Antibodi merupakan populasi molekul protein (immunoglobulin) yang disintesis oleh binatang sebagai respon terhadap suatu makromolekul asing, yang disebut antigen atau imunogen. Antibodi mempunyai afinitas tinggi terhadap antigen yang menginduksi pembentukannya. Molekul kecil asing (hapten) menimbulkan pembentukan antibodi spesifik bila mereka menempel pada suatu makromolekul. Sintesis antibodi terjadi dengan seleksi dan tidak dengan instruksi. Suatu antigen terikat ke permukaan limfosit yang memang sudah disiapkan untuk pembuatan antibodi spesifik terhadap antigen tersebut. Penggabungan antigen dan reseptor permukaan memicu pembelahan sel dan sintesis sejumlah besar antibodi spesifik. Antibodi yang diarahkan melawan suatu determinan yang spesifik biasanya heterogen, karena merupakan produk dari banyak sel penghasil antibodi. Antibodi yang dihasilkan oleh suatu sel tunggal adalah homogen (Stryer, 2002).

Lima kelas antibodi dibuat, Immunoglobulin G (IgG) adalah antibodi utama dalam serum, tetapi IgM adalah kelas immunoglobulin yang pertama muncul setelah pemaparan terhadap suatu antigen. IgA adalah kelas yang paling banyak dalam sekret eksternal dan IgE melindungi terhadap parasit, sedangkan peran IgD belum diketahui. Antibodi terdiri dari rantai pendek dan rantai panjang (Stryer, 2002).

Kelas Immunoglobulin Massa (kDa)

IgG 150

IgA 180 – 500

IgM 950

IgD 175

IgE 200

Tabel 1. Data Bobot Molekul Immunoglobulin dalam Serum 2.5.4 Interaksi Antara Antigen-Antibodi

Antigen adalah bahan yang dapat diikat secara spesifik oleh molekul antibodi atau molekul reseptor pada sel T. Antibodi dapat mengenal hampir setiap molekul biologik sebagai antigen seperti hasil metabolik hidrat arang, lipid, hormon, makromolekul seperti kompleks hidrat arang, fosfolipid, asam nukleat dan protein (McGilvery, 1996).

Gambar 3. Mekanisme respon imun terhadap antigen McGilvery, 1996). Antibodi dapat bereaksi dengan antigen spesifik berkat adanya tempat pengikatan (combining site). Suatu antibodi tertentu akan bereaksi dengan antigen yang tertentu pula, dan tidak dengan antigen lain karena tiap antibodi memiliki untaian asam amino tersendiri yang khas pada ujung kedua lengannya.

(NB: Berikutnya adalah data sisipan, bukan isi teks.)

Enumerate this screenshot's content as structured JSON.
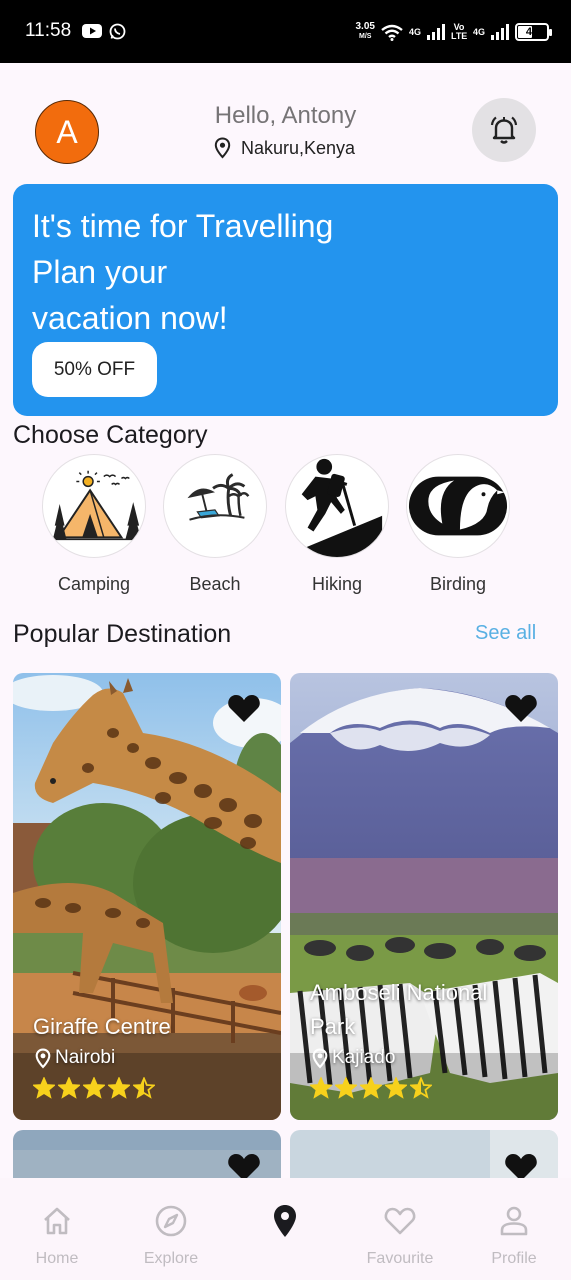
{
  "status_bar": {
    "time": "11:58",
    "net_speed_value": "3.05",
    "net_speed_unit": "M/S",
    "sim1_label": "4G",
    "volte_label": "Vo LTE",
    "sim2_label": "4G",
    "battery": "45"
  },
  "header": {
    "avatar_initial": "A",
    "greeting": "Hello, Antony",
    "location": "Nakuru,Kenya"
  },
  "banner": {
    "line1": "It's time for Travelling",
    "line2": "Plan your",
    "line3": "vacation now!",
    "offer_label": "50% OFF",
    "color": "#2394ee"
  },
  "categories": {
    "title": "Choose Category",
    "items": [
      {
        "label": "Camping",
        "icon": "tent-icon"
      },
      {
        "label": "Beach",
        "icon": "beach-icon",
        "icon_text": "BEACH"
      },
      {
        "label": "Hiking",
        "icon": "hiker-icon"
      },
      {
        "label": "Birding",
        "icon": "bird-icon"
      }
    ]
  },
  "popular": {
    "title": "Popular Destination",
    "see_all": "See all",
    "destinations": [
      {
        "name": "Giraffe Centre",
        "location": "Nairobi",
        "rating": 4.5
      },
      {
        "name": "Amboseli National Park",
        "name_line1": "Amboseli National",
        "name_line2": "Park",
        "location": "Kajiado",
        "rating": 4.5
      }
    ]
  },
  "bottom_nav": {
    "items": [
      {
        "label": "Home",
        "icon": "home-icon"
      },
      {
        "label": "Explore",
        "icon": "compass-icon"
      },
      {
        "label": "",
        "icon": "location-pin-icon",
        "active": true
      },
      {
        "label": "Favourite",
        "icon": "heart-outline-icon"
      },
      {
        "label": "Profile",
        "icon": "profile-icon"
      }
    ]
  },
  "colors": {
    "accent": "#2394ee",
    "avatar": "#f26c0d",
    "see_all": "#59b0e3",
    "star": "#f7d11c"
  }
}
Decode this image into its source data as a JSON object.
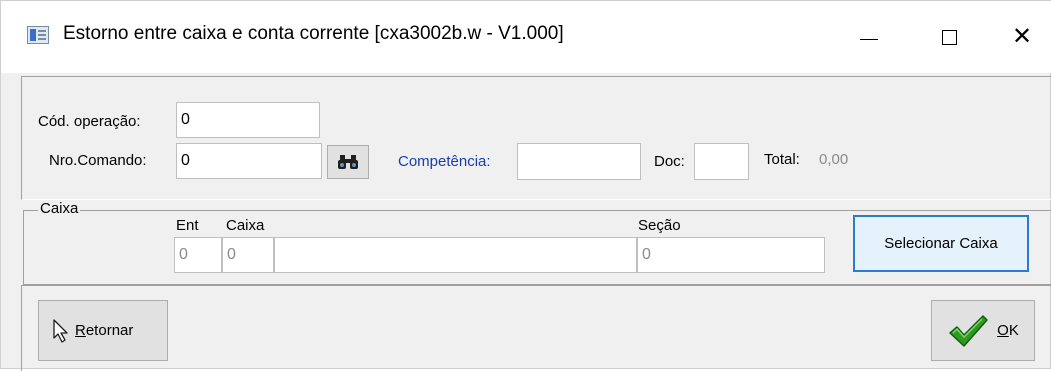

Antibodi sering disebut juga immunoglobulin, atau globulin gama. Istilah ini berasal dari sifat migrasi antibodi yang terbanyak jumlahnya, yakni IgG, pada elektroforesis. Bila serum dielektroforesis, fraksi yang terpisah sebagai globulin gama terutama terdiri atas antibodi ini (McGilvery, 1996).

Pengenalan antigen oleh antibodi melibatkan ikatan nonkovalen dan reversibel. Berbagai jenis interaksi nonkovalen dapat berperan pada ikatan antigen seperti faktor elektrostatik, ikatan hidrogen, interaksi hidrofobik dan lainnya. Kekuatan ikatan antara satu antibodi dan epitop disebut afinitas antibodi. Antigen polivalen mempunyai lebih dari satu determinan. Kekuatan ikatan antibodi dengan epitop antigen keseluruhan disebut aviditas (Bratawidjaja, 2004).

Antibodi merupakan komponen imunitas didapat yang melindungi tubuh terhadap infeksi mikroorganisme dan produknya yang toksik. Interaksi antara antigen dan antibodi dapat menimbulkan berbagai akibat antara lain presipitasi (bila antigen merupakan bahan larut dalam cairan garam fisiologik), aglutinasi (bila antigen merupakan bahan tidak larut/partikel-partikel kecil), netralisasi (toksin) dan aktivasi komplemen. Kebanyakan reaksi tersebut terjadi oleh adanya interaksi antara antigen multivalen dan antibodi yang sedikitnya memiliki 2 tempat ikatan per molekul (Bratawidjaja, 2004).